Fig. 6 shows that within the cells of a human colon sample, it was possible to identify approximately 6 sub-populations of cells purely based on brightness and size. Figure 7 shows an overall configuration of the system according to the first embodiment. A biopsy sample 108 is introduced into a dissociation means 110 where individual cells 113 are produced. Subsequently, the output cells 113 are introduced into an analysis means 112, which, in the case at hand, uses the RAPID-technology.

Figure 8 shows details of how the dissociation means can be configured in a second embodiment of the invention. In particular, it is possible to use different grinding compartments, with an initial, more gentle grinding compartment 110a_l and then one or more harsh grinding compartments 110a_m. As indicated below, this can be implemented by having different grinding vanes 110b that are arranged at different distances relative to each other, where larger distances between the grinding vanes 110b correspond to a gentler grinding. It is to be noted that in all other respects, the second embodiment is identical to the first embodiment described previously.
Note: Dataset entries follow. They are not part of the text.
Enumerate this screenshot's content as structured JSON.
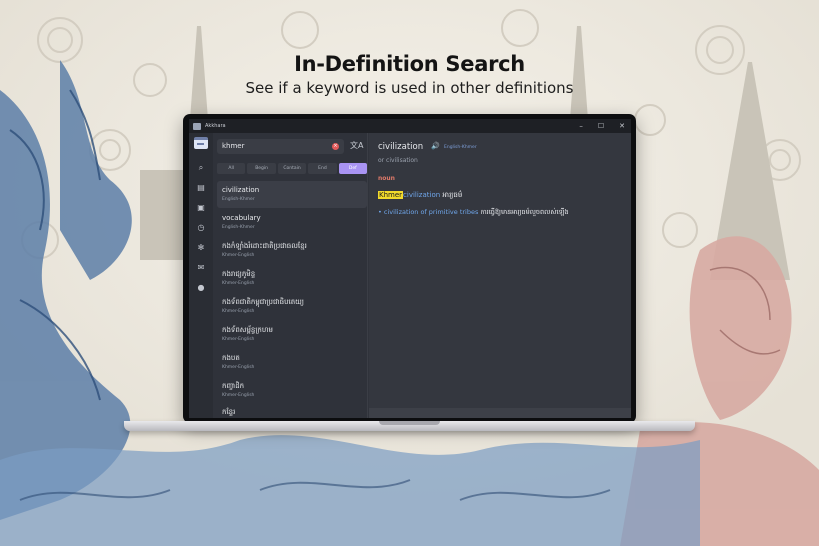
{
  "heading": "In-Definition Search",
  "subheading": "See if a keyword is used in other definitions",
  "window": {
    "title": "Akkhara",
    "controls": [
      "–",
      "☐",
      "✕"
    ]
  },
  "search": {
    "value": "khmer",
    "tabs": [
      "All",
      "Begin",
      "Contain",
      "End",
      "Def"
    ],
    "active_tab": "Def"
  },
  "results": [
    {
      "word": "civilization",
      "lang": "English-Khmer"
    },
    {
      "word": "vocabulary",
      "lang": "English-Khmer"
    },
    {
      "word": "កងកំឡាំងរំដោះជាតិប្រជាធលខ្មែរ",
      "lang": "Khmer-English"
    },
    {
      "word": "កងរាជ្យភូមិន្ទ",
      "lang": "Khmer-English"
    },
    {
      "word": "កងទ័ពជាតិកម្ពុជាប្រជាធិបតេយ្យ",
      "lang": "Khmer-English"
    },
    {
      "word": "កងទ័ពសម្ព័ន្ធក្រហម",
      "lang": "Khmer-English"
    },
    {
      "word": "កងបត",
      "lang": "Khmer-English"
    },
    {
      "word": "កញ្ចាដិក",
      "lang": "Khmer-English"
    },
    {
      "word": "កន្ទែរ",
      "lang": "Khmer-English"
    }
  ],
  "entry": {
    "headword": "civilization",
    "dictionary": "English-Khmer",
    "variant": "or civilisation",
    "pos": "noun",
    "highlight": "Khmer",
    "definition_link": "civilization",
    "definition_text": "អារ្យធម៌",
    "example_link": "civilization of primitive tribes",
    "example_text": "ការធ្វើឱ្យមានអារ្យធម៌លួចពលស់ឡើង"
  },
  "colors": {
    "accent": "#a994f3",
    "highlight": "#f2da2b",
    "link": "#6fa6ea",
    "pos": "#e07a6a"
  }
}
Figure 9 shows the dissociation means 110 according to the third embodiment of the invention. Here, downstream of the actual dissociation means 110, a filter 111 for filtering out debris caused during the dissociation of the tissue sample is arranged. The third embodiment is in all other respects, identical to the first embodiment described previously.
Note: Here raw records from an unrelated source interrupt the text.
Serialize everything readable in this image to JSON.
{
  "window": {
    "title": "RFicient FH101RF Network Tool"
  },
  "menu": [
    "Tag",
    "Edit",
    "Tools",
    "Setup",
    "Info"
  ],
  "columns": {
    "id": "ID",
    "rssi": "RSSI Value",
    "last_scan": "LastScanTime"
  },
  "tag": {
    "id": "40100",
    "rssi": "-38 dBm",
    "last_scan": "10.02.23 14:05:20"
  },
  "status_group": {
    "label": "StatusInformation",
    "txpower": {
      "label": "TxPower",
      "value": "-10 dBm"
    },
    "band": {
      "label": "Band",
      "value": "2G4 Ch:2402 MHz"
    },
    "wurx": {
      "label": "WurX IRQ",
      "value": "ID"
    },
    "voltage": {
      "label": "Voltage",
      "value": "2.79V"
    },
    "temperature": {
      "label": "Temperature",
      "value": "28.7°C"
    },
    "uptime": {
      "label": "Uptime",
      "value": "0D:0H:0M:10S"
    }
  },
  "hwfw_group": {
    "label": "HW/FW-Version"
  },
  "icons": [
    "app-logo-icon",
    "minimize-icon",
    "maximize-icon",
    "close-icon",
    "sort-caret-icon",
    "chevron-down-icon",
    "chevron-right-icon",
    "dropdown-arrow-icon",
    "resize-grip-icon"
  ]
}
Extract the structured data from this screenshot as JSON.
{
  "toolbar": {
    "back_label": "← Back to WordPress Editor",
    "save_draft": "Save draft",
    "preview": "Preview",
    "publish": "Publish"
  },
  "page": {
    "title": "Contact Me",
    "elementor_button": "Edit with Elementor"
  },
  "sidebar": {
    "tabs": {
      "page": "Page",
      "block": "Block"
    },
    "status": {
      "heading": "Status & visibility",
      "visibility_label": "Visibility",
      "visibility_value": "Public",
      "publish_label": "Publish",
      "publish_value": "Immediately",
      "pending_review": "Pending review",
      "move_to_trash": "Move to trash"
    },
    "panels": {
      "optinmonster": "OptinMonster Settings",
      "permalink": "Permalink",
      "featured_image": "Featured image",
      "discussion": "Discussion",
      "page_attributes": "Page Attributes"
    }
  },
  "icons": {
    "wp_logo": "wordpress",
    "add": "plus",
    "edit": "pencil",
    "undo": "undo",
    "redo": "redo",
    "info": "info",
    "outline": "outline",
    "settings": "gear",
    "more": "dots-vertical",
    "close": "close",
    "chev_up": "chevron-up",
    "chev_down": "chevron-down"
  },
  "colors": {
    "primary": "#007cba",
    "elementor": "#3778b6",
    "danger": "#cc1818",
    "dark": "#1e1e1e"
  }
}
Figure 10 shows a fourth embodiment of the present invention. A biopsy sample 108 is introduced into a dissociation means 110. The individual cells 113 are then transported into an adjusting cell medium 116. In the adjusting cell medium 116, the cell concentration and the viscosity of the carrier fluid 108 is increased, which will avoid centrifugation and resuspension steps. From the adjusting cell medium 116, the individual cells 113 are introduced into the evaluation means 112 that uses, in the present embodiment, the RAPID- technology.